Primary testicular NK/T cell lymphoma: a clinicopathologic analysis of six cases

Abstract

Objective: To evaluate the clinicopathological features, diagnosis and management of primary testicular NK/T cell lymphoma (NKTCL). Methods: Six cases of primary testicular NKTCL at Beijing Friendship Hospital, Capital Medical University from January 2007 to December 2016 were retrospectively analyzed for the morphology, immunephenotype and outcome, and relevant literature was reviewed. Results: The median age of patients at diagnosis was 45 years(range 32-65 years). All patients presented with testicular masses as initial symptoms (6/6), five cases (5/6) were on the right. The lesions were confined to the testis. All patients were classified as Ann Arbor stage Ⅰ but the tumors exhibited aggressive clinical behavior. Two patients died of the disease within two months, three (3/6) had clinical remission, and one (1/6) was lost to follow-up. Morphologically, the lymphoma cells showed a diffuse growth pattern that largely effaced the interstitial tissues, and surrounded seminiferous tubules in all cases. There was also a prominent angioinvasive pattern, with focal necrosis and karyorrhexis(4/6). Cytologically, the medium-sized neoplastic cells showed scanty to moderate amount of cytoplasm and irregular folded nuclei.
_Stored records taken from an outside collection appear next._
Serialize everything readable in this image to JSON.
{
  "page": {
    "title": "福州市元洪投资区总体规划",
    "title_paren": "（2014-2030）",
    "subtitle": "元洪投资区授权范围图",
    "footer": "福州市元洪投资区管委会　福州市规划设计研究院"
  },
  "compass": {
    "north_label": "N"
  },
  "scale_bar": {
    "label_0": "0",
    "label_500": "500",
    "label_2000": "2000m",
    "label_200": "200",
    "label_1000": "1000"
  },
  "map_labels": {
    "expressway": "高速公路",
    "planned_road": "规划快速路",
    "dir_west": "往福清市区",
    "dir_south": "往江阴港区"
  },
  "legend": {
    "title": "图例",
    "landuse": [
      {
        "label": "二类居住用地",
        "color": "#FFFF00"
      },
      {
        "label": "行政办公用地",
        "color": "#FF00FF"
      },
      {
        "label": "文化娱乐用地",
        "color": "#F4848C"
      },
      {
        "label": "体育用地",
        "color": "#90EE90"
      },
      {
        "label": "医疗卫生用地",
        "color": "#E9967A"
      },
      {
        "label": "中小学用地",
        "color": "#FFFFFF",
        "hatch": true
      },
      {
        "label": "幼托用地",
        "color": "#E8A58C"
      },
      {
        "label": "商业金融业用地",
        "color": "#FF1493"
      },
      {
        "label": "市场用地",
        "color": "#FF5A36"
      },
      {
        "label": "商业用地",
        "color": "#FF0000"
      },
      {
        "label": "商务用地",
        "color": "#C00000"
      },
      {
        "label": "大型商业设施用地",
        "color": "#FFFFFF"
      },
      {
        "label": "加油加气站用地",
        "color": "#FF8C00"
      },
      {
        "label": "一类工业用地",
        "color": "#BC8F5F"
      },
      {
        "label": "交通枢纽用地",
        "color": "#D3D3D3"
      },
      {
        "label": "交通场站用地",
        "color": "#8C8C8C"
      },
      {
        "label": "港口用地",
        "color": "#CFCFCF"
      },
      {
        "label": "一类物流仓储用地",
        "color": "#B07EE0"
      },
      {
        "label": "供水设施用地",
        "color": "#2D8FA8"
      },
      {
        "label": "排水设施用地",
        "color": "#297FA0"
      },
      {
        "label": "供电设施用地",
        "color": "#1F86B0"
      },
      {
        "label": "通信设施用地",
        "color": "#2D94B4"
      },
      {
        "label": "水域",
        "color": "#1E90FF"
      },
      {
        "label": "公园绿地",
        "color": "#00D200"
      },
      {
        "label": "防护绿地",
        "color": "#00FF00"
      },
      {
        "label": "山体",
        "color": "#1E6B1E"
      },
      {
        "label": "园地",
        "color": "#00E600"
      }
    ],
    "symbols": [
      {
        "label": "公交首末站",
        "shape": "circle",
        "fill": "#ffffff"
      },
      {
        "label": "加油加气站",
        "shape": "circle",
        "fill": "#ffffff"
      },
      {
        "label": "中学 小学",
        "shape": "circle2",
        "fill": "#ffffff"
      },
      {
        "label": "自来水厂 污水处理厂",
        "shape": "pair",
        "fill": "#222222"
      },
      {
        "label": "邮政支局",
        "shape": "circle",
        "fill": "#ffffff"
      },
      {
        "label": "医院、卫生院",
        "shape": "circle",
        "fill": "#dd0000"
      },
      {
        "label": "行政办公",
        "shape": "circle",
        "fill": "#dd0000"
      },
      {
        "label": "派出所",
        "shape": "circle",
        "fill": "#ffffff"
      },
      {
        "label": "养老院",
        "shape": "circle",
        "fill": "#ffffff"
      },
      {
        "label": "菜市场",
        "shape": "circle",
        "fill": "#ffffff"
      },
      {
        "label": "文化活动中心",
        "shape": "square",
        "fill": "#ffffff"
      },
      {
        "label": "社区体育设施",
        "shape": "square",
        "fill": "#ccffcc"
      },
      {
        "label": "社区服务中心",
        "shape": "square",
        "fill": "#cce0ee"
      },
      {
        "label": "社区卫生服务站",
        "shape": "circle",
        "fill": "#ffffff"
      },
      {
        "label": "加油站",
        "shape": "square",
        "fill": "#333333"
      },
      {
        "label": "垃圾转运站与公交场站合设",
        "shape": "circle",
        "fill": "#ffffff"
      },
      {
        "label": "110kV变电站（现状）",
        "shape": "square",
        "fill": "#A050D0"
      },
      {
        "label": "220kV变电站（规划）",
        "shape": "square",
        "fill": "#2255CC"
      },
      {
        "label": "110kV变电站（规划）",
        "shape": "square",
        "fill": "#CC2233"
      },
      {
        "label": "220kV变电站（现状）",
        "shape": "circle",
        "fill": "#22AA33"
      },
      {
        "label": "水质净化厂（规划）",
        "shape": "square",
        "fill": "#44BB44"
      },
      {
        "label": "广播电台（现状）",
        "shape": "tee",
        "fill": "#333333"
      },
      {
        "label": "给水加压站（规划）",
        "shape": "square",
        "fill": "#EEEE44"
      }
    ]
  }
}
The immunophenotype was similar to that of nasal NKTCL: the neoplastic cells were positive for cytoplasmic CD3, CD56, cytotoxic molecules and EBV-encoded small RNA, the loss of CD5 antigen was seen in all cases. Conclusions: Primary testicular NKTCL is extremely rare, highly aggressive and is associated with a poor prognosis. There is no unified standard of treatment. Thus, at the time of diagnosis of testicular lymphoma, NKTCL should be included in the differential diagnosis.